Review: DDR5 Ryzen 7 7700 DDR5 memory scaling with G.Skill TridentZ5 6000 CL30 You've likely just read our Ryzen 7000 reviews. and will have noticed that AMD calls DDR5 6000MHz /30CL a sweet spot. It, however might not be a sweet spot for your wallet, ergo we take a look at how performance scales with different DDR5 memory configurations. Read the article here.
Best article here actually. Shows the world that RAM scaling is real. Just get the prices of the MB and DDR5 RAM down to previous gen levels then watch it take off. Will be waiting on X3D CPU to see the performance gains before buying.
It's interesting to me how AMD isn't quite as memory bound as they used to be, which is nice. From what I recall with previous generations, memory speed made a noteworthy difference in just about everything you run, but now that doesn't seem to be the case.
To be honest I expected higher bandwidth in Aida64, similar to intel ddr5. Ok in 7950x review it does a little better by read and copy. 7700x 7950x Now look at my ddr4 4400 go
Look at that 5800X3D go. It's smashing the 7700X in gaming still even with 6000mhz DDR5 @ CL30 and 5nm CPU.
interesting to see that reads don't scale on the 7700x but they do on the 7950x, basically the opposite situation to the zen 2 and zen3 processors where writes were impacted. edit: contradicts amd's own slides, so it might be an aida bug
SOON! I'm waiting for the 7x00X3D as well! If not, I will try to find a AM4 system with 5800X3D, or 12600K. I don't want the heat output from OC'ed 12700K or faster Intel CPUs. It is already 34 C where I am. No Russian Winters for me.

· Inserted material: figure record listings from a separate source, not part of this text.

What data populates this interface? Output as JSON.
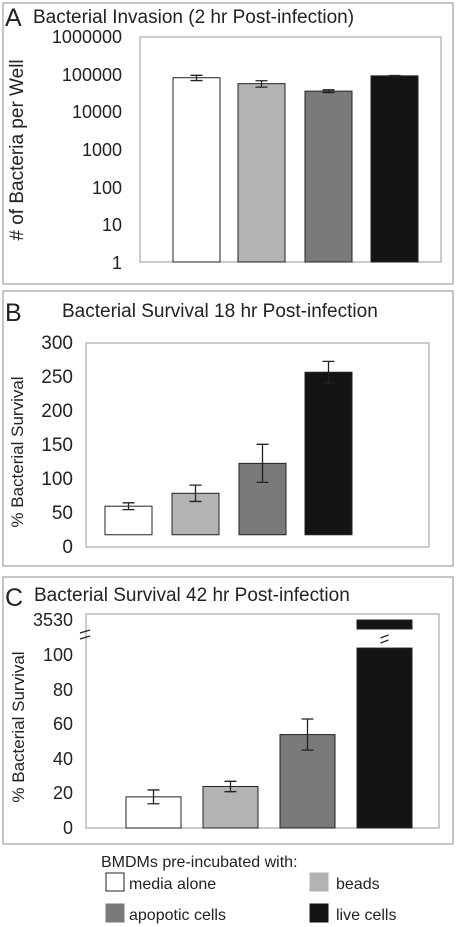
{
  "colors": {
    "media_alone": "#ffffff",
    "beads": "#b3b3b3",
    "apopotic_cells": "#7a7a7a",
    "live_cells": "#141414",
    "bar_stroke": "#222222",
    "panel_border": "#8c8c8c",
    "axis_border": "#999999"
  },
  "legend": {
    "title": "BMDMs pre-incubated with:",
    "items": [
      {
        "label": "media alone",
        "color_key": "media_alone"
      },
      {
        "label": "beads",
        "color_key": "beads"
      },
      {
        "label": "apopotic cells",
        "color_key": "apopotic_cells"
      },
      {
        "label": "live cells",
        "color_key": "live_cells"
      }
    ]
  },
  "chart_data": [
    {
      "panel_letter": "A",
      "type": "bar",
      "title": "Bacterial Invasion (2 hr Post-infection)",
      "ylabel": "# of Bacteria per Well",
      "yscale": "log",
      "ylim": [
        1,
        1000000
      ],
      "yticks": [
        "1",
        "10",
        "100",
        "1000",
        "10000",
        "100000",
        "1000000"
      ],
      "categories": [
        "media alone",
        "beads",
        "apopotic cells",
        "live cells"
      ],
      "values": [
        82000,
        57000,
        36000,
        92000
      ],
      "errors": [
        13000,
        11000,
        3000,
        2000
      ]
    },
    {
      "panel_letter": "B",
      "type": "bar",
      "title": "Bacterial Survival 18 hr Post-infection",
      "ylabel": "% Bacterial Survival",
      "yscale": "linear",
      "ylim": [
        0,
        300
      ],
      "bar_base": 18,
      "yticks": [
        "0",
        "50",
        "100",
        "150",
        "200",
        "250",
        "300"
      ],
      "categories": [
        "media alone",
        "beads",
        "apopotic cells",
        "live cells"
      ],
      "values": [
        60,
        79,
        123,
        257
      ],
      "errors": [
        5,
        12,
        28,
        16
      ]
    },
    {
      "panel_letter": "C",
      "type": "bar",
      "title": "Bacterial Survival 42 hr Post-infection",
      "ylabel": "% Bacterial Survival",
      "yscale": "broken",
      "ylim": [
        0,
        3530
      ],
      "axis_break": [
        104,
        3530
      ],
      "yticks": [
        "0",
        "20",
        "40",
        "60",
        "80",
        "100",
        "3530"
      ],
      "categories": [
        "media alone",
        "beads",
        "apopotic cells",
        "live cells"
      ],
      "values": [
        18,
        24,
        54,
        3530
      ],
      "errors": [
        4,
        3,
        9,
        null
      ]
    }
  ]
}
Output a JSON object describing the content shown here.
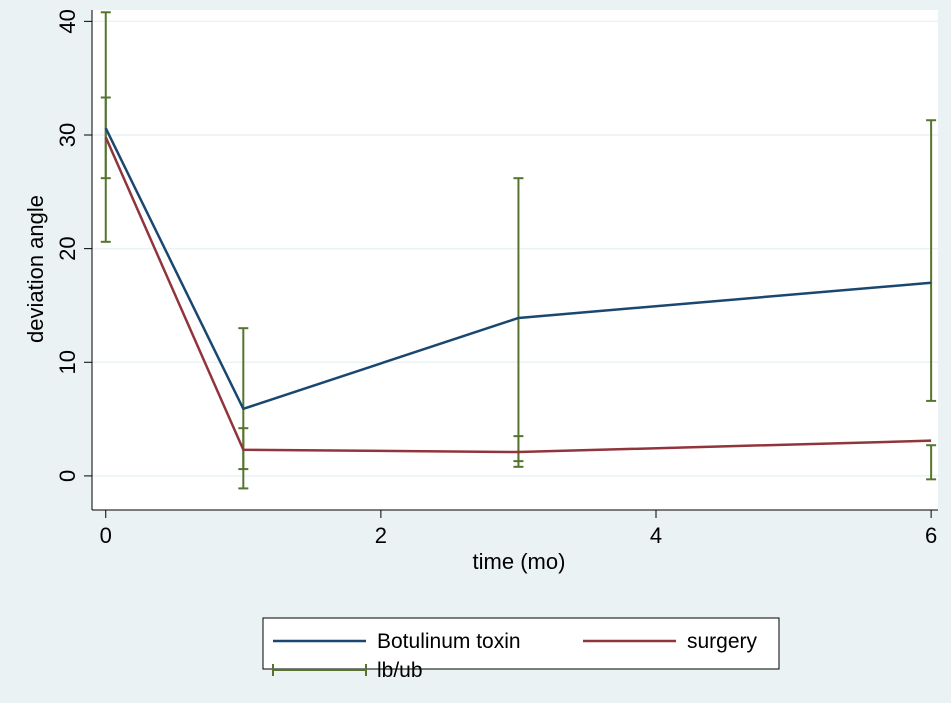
{
  "chart_data": {
    "type": "line",
    "xlabel": "time (mo)",
    "ylabel": "deviation angle",
    "xlim": [
      -0.1,
      6.05
    ],
    "ylim": [
      -3,
      41
    ],
    "xticks": [
      0,
      2,
      4,
      6
    ],
    "yticks": [
      0,
      10,
      20,
      30,
      40
    ],
    "grid": true,
    "legend_position": "bottom",
    "series": [
      {
        "name": "Botulinum toxin",
        "color": "#1a476f",
        "x": [
          0,
          1,
          3,
          6
        ],
        "y": [
          30.6,
          5.9,
          13.9,
          17.0
        ]
      },
      {
        "name": "surgery",
        "color": "#90353b",
        "x": [
          0,
          1,
          3,
          6
        ],
        "y": [
          29.8,
          2.3,
          2.1,
          3.1
        ]
      }
    ],
    "error_bars": {
      "name": "lb/ub",
      "color": "#55752f",
      "x": [
        0,
        0,
        1,
        1,
        3,
        3,
        6,
        6
      ],
      "lower": [
        20.6,
        26.2,
        -1.1,
        0.6,
        1.3,
        0.8,
        6.6,
        -0.3
      ],
      "upper": [
        40.8,
        33.3,
        13.0,
        4.2,
        26.2,
        3.5,
        31.3,
        2.7
      ]
    }
  }
}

Dunno why but this reminds of "Just when I thought I was out..." ... I want them to move to 40W and they go to 200W
Hilbert, there is something wrong with DDR5 Read/Write/Copy values with the 7700. Look at Read value of the 6000Mhz. Is barely 166MB/s faster than the 5200mhz RAM while the Write is over 13000MB/s 6000Mhz DDR5 Read should be around 94000, Write 84000, Copy 84000. 5200Mhz DDR5 Read should be around 87000, Write 79000, Copy 81000. Only the latency seems OK for those DDR5 kits. To put in perspective 3600Mhz DDR4 has Read is around 56000, Write 52000, Copy 54000. Something is very wrong with the results.
It will be cruising at the top. First because temps will be much lower, and so will power consumption, because of the smaller IHS, Second due to better RAM latency. AMD said also that they will support AM4 until 2024. So cross fingers to see Zen4 or even better Zen4 with 3D cache on the platform. I am not switching from AM4 for the foreseable future. The 5900X serves me well, if I want something to boost speed, I will go for either 5800X3D for gaming or 5950X for all other work I am doing. However, lets hold to the thought. Because as you see on the post above, the numbers do not add up for the DDR5 ram speeds. They are similar to 3600-3800 DDR4 and they are not right which might affect the performance of the Zen4 overall atm.
might be an aida bug, but it may also be an artifact of the chiplet design, remember how zen2/3 had half the write performance on single die setups?, afaik its the same with zen4, though it appears to be reversed. With zen 4 stock the infinity fabric is clocked at 2000mhz and its double pumped, so max data rate is capped at 128gb/s, however it means its basically stuck in asynchronous mode, the fclk never matches the uclk/ mclk , so there is a performance penalty associated, I haven't seen anyone try to set the fclk to 2400mhz with a 4800mt/s kit yet, might not be possible, but I would expect that the performance would be better , since it would be running in synchronous mode hypothetically. edit: also theoretically setting the fclk to 1200mhz might yield a synchronous operation, without sacrificing bandwdith, but I suspect that the loss in frequency would hurt latency more than the asynchronous mode does.
Doesn't seem like AIDA bug because Igor Labs has 81428MB/s Read for the 6000C30 going to 87911MB/s on a 6400C32. 6000C30 write is 85200MB/s and Copy 74500MB/s. The numbers are still low compared to Intel, but not as slow as DDR4 3800Mhz speeds.